Adaptive evolution can mitigate the negative effects of temperature stress on plant-pollinator interactions

Temperature stress negatively affects various aspects of plant fitness, including plant-pollinator interactions, but whether plants can overcome these adverse effects through adaptive evolution is largely unknown. Here, we conducted a six-generation evolution experiment using fast cycling Brassica rapa plants at ambient and elevated temperatures, with bumblebee-pollination. At the end of the experiment, we re-grew the evolved genotypes at different temperatures. We phenotyped the plants and conducted pollinator bioassays to assess adaptive evolution, evolutionary trait divergence, and the evolution of heat-mediated phenotypic plasticity.
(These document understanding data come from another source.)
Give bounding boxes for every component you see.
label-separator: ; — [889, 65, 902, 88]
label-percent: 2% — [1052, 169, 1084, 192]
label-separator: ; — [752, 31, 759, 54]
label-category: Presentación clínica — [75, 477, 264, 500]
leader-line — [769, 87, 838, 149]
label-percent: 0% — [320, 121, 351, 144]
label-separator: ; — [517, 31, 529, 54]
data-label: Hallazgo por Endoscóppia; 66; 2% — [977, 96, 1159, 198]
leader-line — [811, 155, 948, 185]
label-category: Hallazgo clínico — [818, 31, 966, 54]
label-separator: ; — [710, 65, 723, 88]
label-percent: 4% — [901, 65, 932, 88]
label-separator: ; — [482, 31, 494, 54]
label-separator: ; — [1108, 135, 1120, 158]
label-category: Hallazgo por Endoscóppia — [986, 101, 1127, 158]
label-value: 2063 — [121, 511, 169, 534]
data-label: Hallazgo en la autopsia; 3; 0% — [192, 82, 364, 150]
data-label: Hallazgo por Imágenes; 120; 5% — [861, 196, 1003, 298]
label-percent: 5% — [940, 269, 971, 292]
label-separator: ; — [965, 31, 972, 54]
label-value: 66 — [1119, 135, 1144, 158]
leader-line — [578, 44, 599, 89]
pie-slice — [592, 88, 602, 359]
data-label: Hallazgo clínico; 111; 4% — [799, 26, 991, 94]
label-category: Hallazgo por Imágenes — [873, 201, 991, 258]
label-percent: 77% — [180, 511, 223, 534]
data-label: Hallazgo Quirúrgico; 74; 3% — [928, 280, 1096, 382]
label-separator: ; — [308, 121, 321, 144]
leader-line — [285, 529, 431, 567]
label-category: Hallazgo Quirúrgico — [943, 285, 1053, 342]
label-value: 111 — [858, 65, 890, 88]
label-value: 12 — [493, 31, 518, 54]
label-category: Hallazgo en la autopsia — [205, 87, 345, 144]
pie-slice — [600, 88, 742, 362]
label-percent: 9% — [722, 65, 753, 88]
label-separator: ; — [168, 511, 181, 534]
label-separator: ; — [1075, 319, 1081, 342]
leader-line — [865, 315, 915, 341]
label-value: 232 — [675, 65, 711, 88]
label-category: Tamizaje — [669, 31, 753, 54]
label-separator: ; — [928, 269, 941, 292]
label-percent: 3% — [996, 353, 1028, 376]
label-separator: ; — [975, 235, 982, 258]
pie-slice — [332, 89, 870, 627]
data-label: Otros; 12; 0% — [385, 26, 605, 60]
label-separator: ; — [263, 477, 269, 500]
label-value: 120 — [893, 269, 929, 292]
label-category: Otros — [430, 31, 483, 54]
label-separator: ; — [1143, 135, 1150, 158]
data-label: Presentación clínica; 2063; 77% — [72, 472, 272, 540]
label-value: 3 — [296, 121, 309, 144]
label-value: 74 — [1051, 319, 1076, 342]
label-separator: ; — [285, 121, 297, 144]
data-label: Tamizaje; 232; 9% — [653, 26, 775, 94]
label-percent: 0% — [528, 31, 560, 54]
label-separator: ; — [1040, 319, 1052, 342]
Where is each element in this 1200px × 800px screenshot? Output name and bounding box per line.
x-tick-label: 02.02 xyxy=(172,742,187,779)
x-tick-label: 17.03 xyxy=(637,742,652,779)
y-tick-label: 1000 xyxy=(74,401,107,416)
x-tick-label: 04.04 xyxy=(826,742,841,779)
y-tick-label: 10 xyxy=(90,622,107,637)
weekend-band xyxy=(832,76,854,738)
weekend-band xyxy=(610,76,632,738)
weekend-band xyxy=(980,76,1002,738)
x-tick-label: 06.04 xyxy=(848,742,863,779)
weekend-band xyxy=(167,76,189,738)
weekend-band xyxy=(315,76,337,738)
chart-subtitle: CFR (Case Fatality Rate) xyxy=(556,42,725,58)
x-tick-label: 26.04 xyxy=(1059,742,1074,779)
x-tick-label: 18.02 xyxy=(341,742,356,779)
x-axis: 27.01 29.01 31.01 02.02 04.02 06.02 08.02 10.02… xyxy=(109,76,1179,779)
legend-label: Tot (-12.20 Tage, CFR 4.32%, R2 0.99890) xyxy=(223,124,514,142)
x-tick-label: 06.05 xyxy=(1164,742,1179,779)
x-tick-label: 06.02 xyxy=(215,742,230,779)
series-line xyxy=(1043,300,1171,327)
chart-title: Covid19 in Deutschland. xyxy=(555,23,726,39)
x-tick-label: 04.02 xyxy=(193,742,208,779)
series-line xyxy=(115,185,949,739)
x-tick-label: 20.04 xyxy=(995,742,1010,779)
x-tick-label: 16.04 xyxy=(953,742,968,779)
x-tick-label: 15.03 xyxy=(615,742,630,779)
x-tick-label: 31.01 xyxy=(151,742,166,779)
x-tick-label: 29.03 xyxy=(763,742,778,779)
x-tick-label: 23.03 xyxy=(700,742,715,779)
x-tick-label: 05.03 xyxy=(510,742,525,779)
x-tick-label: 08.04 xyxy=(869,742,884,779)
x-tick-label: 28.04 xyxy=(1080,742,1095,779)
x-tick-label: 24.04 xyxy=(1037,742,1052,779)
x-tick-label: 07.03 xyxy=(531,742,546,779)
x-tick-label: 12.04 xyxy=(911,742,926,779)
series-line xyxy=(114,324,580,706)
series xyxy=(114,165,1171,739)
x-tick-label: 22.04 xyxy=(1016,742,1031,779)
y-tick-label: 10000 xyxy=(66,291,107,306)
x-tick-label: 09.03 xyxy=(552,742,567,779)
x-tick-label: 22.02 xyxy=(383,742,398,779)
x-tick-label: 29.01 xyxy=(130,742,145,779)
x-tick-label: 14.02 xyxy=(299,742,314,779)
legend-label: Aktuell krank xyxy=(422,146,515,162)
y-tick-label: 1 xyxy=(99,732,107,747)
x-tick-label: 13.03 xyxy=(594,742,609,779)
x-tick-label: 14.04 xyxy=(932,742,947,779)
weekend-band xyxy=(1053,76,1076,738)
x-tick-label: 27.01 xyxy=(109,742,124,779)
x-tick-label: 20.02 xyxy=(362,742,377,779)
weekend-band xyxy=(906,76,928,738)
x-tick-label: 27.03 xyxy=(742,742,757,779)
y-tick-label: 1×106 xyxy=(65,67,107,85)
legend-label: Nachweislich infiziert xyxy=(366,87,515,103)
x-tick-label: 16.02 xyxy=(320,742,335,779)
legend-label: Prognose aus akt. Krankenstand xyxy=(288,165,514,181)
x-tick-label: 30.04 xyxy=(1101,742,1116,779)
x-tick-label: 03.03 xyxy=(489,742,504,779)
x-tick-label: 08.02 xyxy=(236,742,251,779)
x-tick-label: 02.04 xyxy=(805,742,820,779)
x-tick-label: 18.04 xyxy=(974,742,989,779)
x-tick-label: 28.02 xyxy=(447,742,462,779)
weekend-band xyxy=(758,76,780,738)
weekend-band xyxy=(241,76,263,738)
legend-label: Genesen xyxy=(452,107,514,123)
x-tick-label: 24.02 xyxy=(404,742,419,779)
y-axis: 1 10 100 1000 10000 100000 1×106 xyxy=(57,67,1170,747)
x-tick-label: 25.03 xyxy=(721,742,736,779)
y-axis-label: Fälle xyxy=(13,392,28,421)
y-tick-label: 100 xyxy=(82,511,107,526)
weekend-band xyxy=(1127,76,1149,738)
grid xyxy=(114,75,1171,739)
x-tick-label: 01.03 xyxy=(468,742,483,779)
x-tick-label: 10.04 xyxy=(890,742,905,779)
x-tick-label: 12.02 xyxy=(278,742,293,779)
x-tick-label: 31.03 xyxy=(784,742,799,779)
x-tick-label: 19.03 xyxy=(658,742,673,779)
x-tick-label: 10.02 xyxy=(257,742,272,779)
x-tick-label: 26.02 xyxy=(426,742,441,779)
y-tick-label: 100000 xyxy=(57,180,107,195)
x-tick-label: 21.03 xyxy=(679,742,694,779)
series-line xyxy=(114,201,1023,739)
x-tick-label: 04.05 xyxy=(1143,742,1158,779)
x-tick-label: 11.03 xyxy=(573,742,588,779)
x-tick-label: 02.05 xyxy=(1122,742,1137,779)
We found that plants that had evolved with bumblebee-pollination in both temperature regimes had higher seed set than control plants, which suffered lower seed set when evolved under elevated temperatures. We also showed that the number of flowers, a trait that largely determined plant attractiveness to bumblebees and seed set, was increased in bumblebee-pollinated plants, and so was heat-induced phenotypic plasticity in flower number. Plants that evolved with high temperature showed increased UV-reflection, and a stronger association between flower size and nectar content (honest signalling), and reduced scent emission. Our results show that plants that evolve under pollinator-mediated selection can mitigate at least some of the negative effects of temperature stress through adaptive evolution.